One tulku lineage associated with Vajravarahi is that of Samding Dorje Phagmo, who first manifested at Samding Monastery in 1717 in order to tame Yamdrok Lake, a sacred lake as well as a dangerous flashpoint for massive flooding events in Tibet.

However, her effects were said to be more practical: as abbess of Samding, it is said that she stopped the invasion of the Dzungars, who were described as terrified of her great siddhi powers. When faced with her anger—which it is said she expressed by turning the 80 śrāmaṇerīs under her care into furious wild sows—they left the goods and valuables they had plundered as offerings at her monastery and fled the region.

In 1716, when the Jungar invaders of Tibet came to Nangartse, their chief sent word to Samding to the Dorjo Phagmo to appear before him, that he might see if she really had, as reported, a pig's head. A mild answer was returned to him; but, incensed at her refusing to obey his summons, he tore down the walls of the monastery of Samding, and broke into the sanctuary. He found it deserted, not a human being in it, only eighty pigs and as many sows grunting in the congregation hall under the lead of a big sow, and he dared not sack a place belonging to pigs. When the Jungars had given up all idea of sacking Samding, suddenly the pigs disappeared to become venerable-looking lamas and nuns, with the saintly Dorje Phagmo at their head. Filled with astonishment and veneration for the sacred character of the lady abbess, the chief made immense presents to her lamasery.

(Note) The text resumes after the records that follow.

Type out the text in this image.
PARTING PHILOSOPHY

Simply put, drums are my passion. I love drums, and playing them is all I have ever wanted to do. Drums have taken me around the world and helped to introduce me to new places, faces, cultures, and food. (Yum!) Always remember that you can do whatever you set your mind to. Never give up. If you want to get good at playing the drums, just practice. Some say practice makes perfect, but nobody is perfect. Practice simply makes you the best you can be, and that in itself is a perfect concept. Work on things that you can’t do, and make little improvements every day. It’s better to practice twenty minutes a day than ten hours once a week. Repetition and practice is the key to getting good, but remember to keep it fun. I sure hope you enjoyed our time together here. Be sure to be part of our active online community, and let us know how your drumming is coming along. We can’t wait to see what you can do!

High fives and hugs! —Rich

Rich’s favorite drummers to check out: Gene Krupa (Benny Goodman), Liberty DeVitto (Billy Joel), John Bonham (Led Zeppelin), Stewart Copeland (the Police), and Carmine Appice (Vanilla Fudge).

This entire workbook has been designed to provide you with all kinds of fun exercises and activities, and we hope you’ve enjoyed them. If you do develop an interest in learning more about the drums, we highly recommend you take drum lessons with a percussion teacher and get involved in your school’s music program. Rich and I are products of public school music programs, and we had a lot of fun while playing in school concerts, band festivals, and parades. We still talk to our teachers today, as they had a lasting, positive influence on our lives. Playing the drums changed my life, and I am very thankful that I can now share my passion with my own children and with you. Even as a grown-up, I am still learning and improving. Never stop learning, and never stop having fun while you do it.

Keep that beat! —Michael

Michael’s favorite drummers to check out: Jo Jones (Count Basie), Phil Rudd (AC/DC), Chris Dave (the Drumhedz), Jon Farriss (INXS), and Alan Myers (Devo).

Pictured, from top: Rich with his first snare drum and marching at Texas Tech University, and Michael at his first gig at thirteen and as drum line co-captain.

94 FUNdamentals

===Other incarnation lineages ===
There also is a Dorje Phagmo tulku in Bhutan recognized by the Sakya lama Rikey Jatrel, considered an incarnation of Thang Tong Gyalpo, who was a close associate of Chökyi Drönma despite his political tensions with the Bodongpa lineage heads of the time. She is currently a member of the monastic community of Thangtong Dewachen Dupthop Nunnery at Zilingkha in Thimphu, which follows the Nyingma and the Shangpa Kagyu traditions.